香も高きケンタッキー(1925年製作の映画)
4.1
 馬映画である。と同時に、人間の物語でもある。
 この馬と人間の関係がもっともよく現れているシーンが、交差点でのフューチャーとの再会である。馬であるフューチャーは主人に触られたことでそれに気づき、蹄を鳴らして注意を喚起するが、主人は気づかない。フューチャーはやむを得ずそのまま進まなければならない。このシーンが感動的なのは、この映画の序盤で生まれたばかりのフューチャーをなでる主人のカットが印象的に挿入されていたからであり、さらにそれを遡れば、馬の世話係の(そして将来は警察官、sergentになる)男が、主人が友人たちを招いた夕食会にみすぼらしい格好のまま入り、馬の赤ちゃんが生まれたことを告げたときの主人の喜びと、夕食会に似つかわしくない男との固い握手によって、主人が世俗的で表層的な社交や名誉などよりも馬を純粋に愛する人物であり、絆も馬の世話係と結ばれることをこれ以上ないほど鮮明に示していたからである。この鮮明さは、主人が出ていった後に残された夫人とその愛人の無関心さが明らかにする虚栄心との対比によってよりはっきりとする。
 この馬を触ることによる過去の豊かなイメージの喚起によって、フューチャーと主人が似たような境遇を経てきたこともまた同時に思い出される。すなわち娘との離別である。
 そうだとすれば、主人が娘に再会するのであればフューチャーも娘と再会できるのは道理であるとしか言えまい。
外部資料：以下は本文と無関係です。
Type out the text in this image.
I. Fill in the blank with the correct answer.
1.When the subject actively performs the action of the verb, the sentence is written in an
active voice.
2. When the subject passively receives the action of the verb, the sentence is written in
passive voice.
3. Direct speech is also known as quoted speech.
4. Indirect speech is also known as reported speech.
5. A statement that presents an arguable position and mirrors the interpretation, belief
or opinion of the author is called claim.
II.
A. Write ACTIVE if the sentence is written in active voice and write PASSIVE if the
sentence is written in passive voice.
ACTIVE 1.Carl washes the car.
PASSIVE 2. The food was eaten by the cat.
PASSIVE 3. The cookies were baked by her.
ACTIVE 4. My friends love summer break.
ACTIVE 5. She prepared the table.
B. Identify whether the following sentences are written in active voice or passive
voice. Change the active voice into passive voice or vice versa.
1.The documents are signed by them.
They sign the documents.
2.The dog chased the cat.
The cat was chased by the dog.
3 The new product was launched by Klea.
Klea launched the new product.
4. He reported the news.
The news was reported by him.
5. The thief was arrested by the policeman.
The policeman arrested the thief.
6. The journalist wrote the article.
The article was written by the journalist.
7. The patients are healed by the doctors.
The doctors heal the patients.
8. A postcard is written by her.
 ところで、フューチャーを取り戻すシーンはチャップリンを思い出さずにはいられない。フォードがチャップリンを観ていたことは間違いないと思うが、どれほどの影響を受けていたかは定かではない。似たような乱闘シーンは後に「静かなる男」でも登場するが、「静かなる男」の乱闘は全くチャップリンには似ていないのである。従って、どこかでチャップリン的乱闘イメージからの離脱があったはずである。とはいえ、乱闘シーンの最後の演出をみれば、チャップリンとは異なりそれが既にフォードの映画になっていることを我々は確認するであろう。